It was The Insider gone digital: One morning last summer, Ted Smith opened his email and found a PowerPoint presentation prepared by the Sony Corporation for an electronics-industry conference. The document, mailed to him anonymously, suggested that companies hire an online agency to investigate environmental groups targeting the high-tech industry. Topping a list of what Sony called “well-organized groups” with “global reach” was the Silicon Valley Toxics Coalition, the San Jose-based organization Smith leads. “It was a vote of confidence in a way,” Smith jokes. “But you know that if they poke around, they’ll find that it’s only smoke and mirrors.”
Actually, what Sony’s emissaries would find if they were to investigate Smith’s 10-person operation is a local activist group that has found itself going global along with the industry it monitors. Founded in 1982 — after Smith’s wife, attorney Amanda Hawes, noticed that more and more of her clients were complaining about health problems caused by their exposure to hazardous chemicals in semiconductor factories — the Toxics Coalition has made a name for itself by publicizing what it calls “the dark side of high-tech development” worldwide.
“People are always trying to solve yesterday’s problem,” says Smith, a union organizer turned attorney. “But this industry is inventing tomorrow’s problems.” Among the most pressing of those problems, says Smith, is the growing pile of hazardous electronics waste accumulating in warehouses, attics, and offices worldwide. The National Safety Council estimates that only 11 percent of the computers discarded in the United States are recycled; the rest are either stored by their owners or find their way into landfills, where they can contribute to groundwater contamination. A single crushed monitor, for example, may leach as many as eight pounds of lead; a motherboard may contain any of 700 toxic substances including mercury, cadmium, and chromium.
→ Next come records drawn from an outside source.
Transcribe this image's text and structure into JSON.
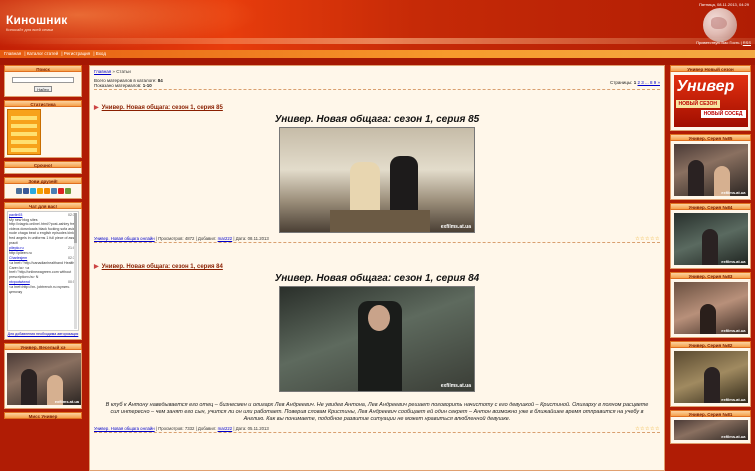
{
  "header": {
    "logo": "Киношник",
    "logo_sub": "Киносайт для всей семьи",
    "date": "Пятница, 08.11.2013, 04:29",
    "welcome_prefix": "Приветствую Вас",
    "welcome_user": "Гость",
    "rss": "RSS"
  },
  "nav": {
    "items": [
      "Главная",
      "Каталог статей",
      "Регистрация",
      "Вход"
    ]
  },
  "left": {
    "search_title": "Поиск",
    "search_button": "Найти",
    "stats_title": "Статистика",
    "urgent_title": "Срочно!",
    "friends_title": "Зови друзей!",
    "chat_title": "Чат для вас!",
    "chat": [
      {
        "name": "pavlin93",
        "time": "02:39",
        "text": "My new blog sites http://viagric.online/.html/?post-ashley free videos downloads black fucking sofa asian nude chaga beat u english episodes kinky, fred angels in uniforms 1 full piece of ass practi"
      },
      {
        "name": "pileplo.ru",
        "time": "21:03",
        "text": "http://pileen.ru"
      },
      {
        "name": "Charlesjem",
        "time": "02:30",
        "text": "<a href=\"http://canadianhealthand Health Care</a> <a href=\"http://onlinewagreen.com without prescription</a> N"
      },
      {
        "name": "ntvpodwiwnd",
        "time": "00:58",
        "text": "<a href=http://xn- jobtrench.ru>купить цепочку"
      }
    ],
    "chat_footer": "Для добавления необходима авторизация",
    "fun_title": "Универ. Веселый хэ",
    "fun_wm": "exfilms.at.ua",
    "miss_title": "Мисс Универ"
  },
  "right": {
    "new_title": "Универ Новый сезон",
    "poster_big": "Универ",
    "poster_b1": "НОВЫЙ СЕЗОН",
    "poster_b2": "НОВЫЙ СОСЕД",
    "series": [
      {
        "title": "Универ. Серия №85",
        "wm": "exfilms.at.ua"
      },
      {
        "title": "Универ. Серия №84",
        "wm": "exfilms.at.ua"
      },
      {
        "title": "Универ. Серия №83",
        "wm": "exfilms.at.ua"
      },
      {
        "title": "Универ. Серия №82",
        "wm": "exfilms.at.ua"
      },
      {
        "title": "Универ. Серия №81",
        "wm": "exfilms.at.ua"
      }
    ]
  },
  "main": {
    "breadcrumb_home": "Главная",
    "breadcrumb_sep": "»",
    "breadcrumb_current": "Статьи",
    "total_label": "Всего материалов в каталоге:",
    "total_value": "84",
    "shown_label": "Показано материалов:",
    "shown_value": "1-10",
    "pages_label": "Страницы:",
    "pages_current": "1",
    "pages_links": "2 3 ... 8 9 »",
    "entries": [
      {
        "title": "Универ. Новая общага: сезон 1, серия 85",
        "headline": "Универ. Новая общага: сезон 1, серия 85",
        "wm": "exfilms.at.ua",
        "desc": "",
        "category": "Универ. Новая общага онлайн",
        "views_label": "Просмотров:",
        "views": "4872",
        "added_label": "Добавил:",
        "author": "mar222",
        "date_label": "Дата:",
        "date": "08.11.2013",
        "stars": "☆☆☆☆☆"
      },
      {
        "title": "Универ. Новая общага: сезон 1, серия 84",
        "headline": "Универ. Новая общага: сезон 1, серия 84",
        "wm": "exfilms.at.ua",
        "desc": "В клуб к Антону наведывается его отец – бизнесмен и олигарх Лев Андреевич. Не увидев Антона, Лев Андреевич решает поговорить начистоту с его девушкой – Кристиной. Олигарху в полном расцвете сил интересно – чем занят его сын, учится ли он или работает. Поверив словам Кристины, Лев Андреевич сообщает ей один секрет – Антон возможно уже в ближайшее время отправится на учебу в Англию. Как вы понимаете, подобное развитие ситуации не может нравиться влюбленной девушке.",
        "category": "Универ. Новая общага онлайн",
        "views_label": "Просмотров:",
        "views": "7332",
        "added_label": "Добавил:",
        "author": "mar222",
        "date_label": "Дата:",
        "date": "05.11.2013",
        "stars": "☆☆☆☆☆"
      }
    ]
  }
}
Last year the coalition joined other environmental groups in support of a European Union proposal that would require manufacturers to take back and dispose of each computer they sell. The measure passed despite fierce opposition from industry and the Clinton administration; now, interest in reducing computer waste is building stateside as well. Massachusetts banned used monitors from landfills last year, and six other states are now considering similar proposals.
All this has made the coalition a formidable — if not always welcome — presence on its home turf. “Ted Smith has been a major source of disinformation in the valley,” says John Greenagel, a spokesman for electronics manufacturer AMD. “He’s demonized the industry — and that hasn’t harmed his wife’s law practice.”
Hawes is representing some 200 former workers and their families in a lawsuit against IBM scheduled to go to trial early this year. But Smith dismisses the criticism: “I’m the one out there raising hell,” he says. “She’s the one who scares them the most.”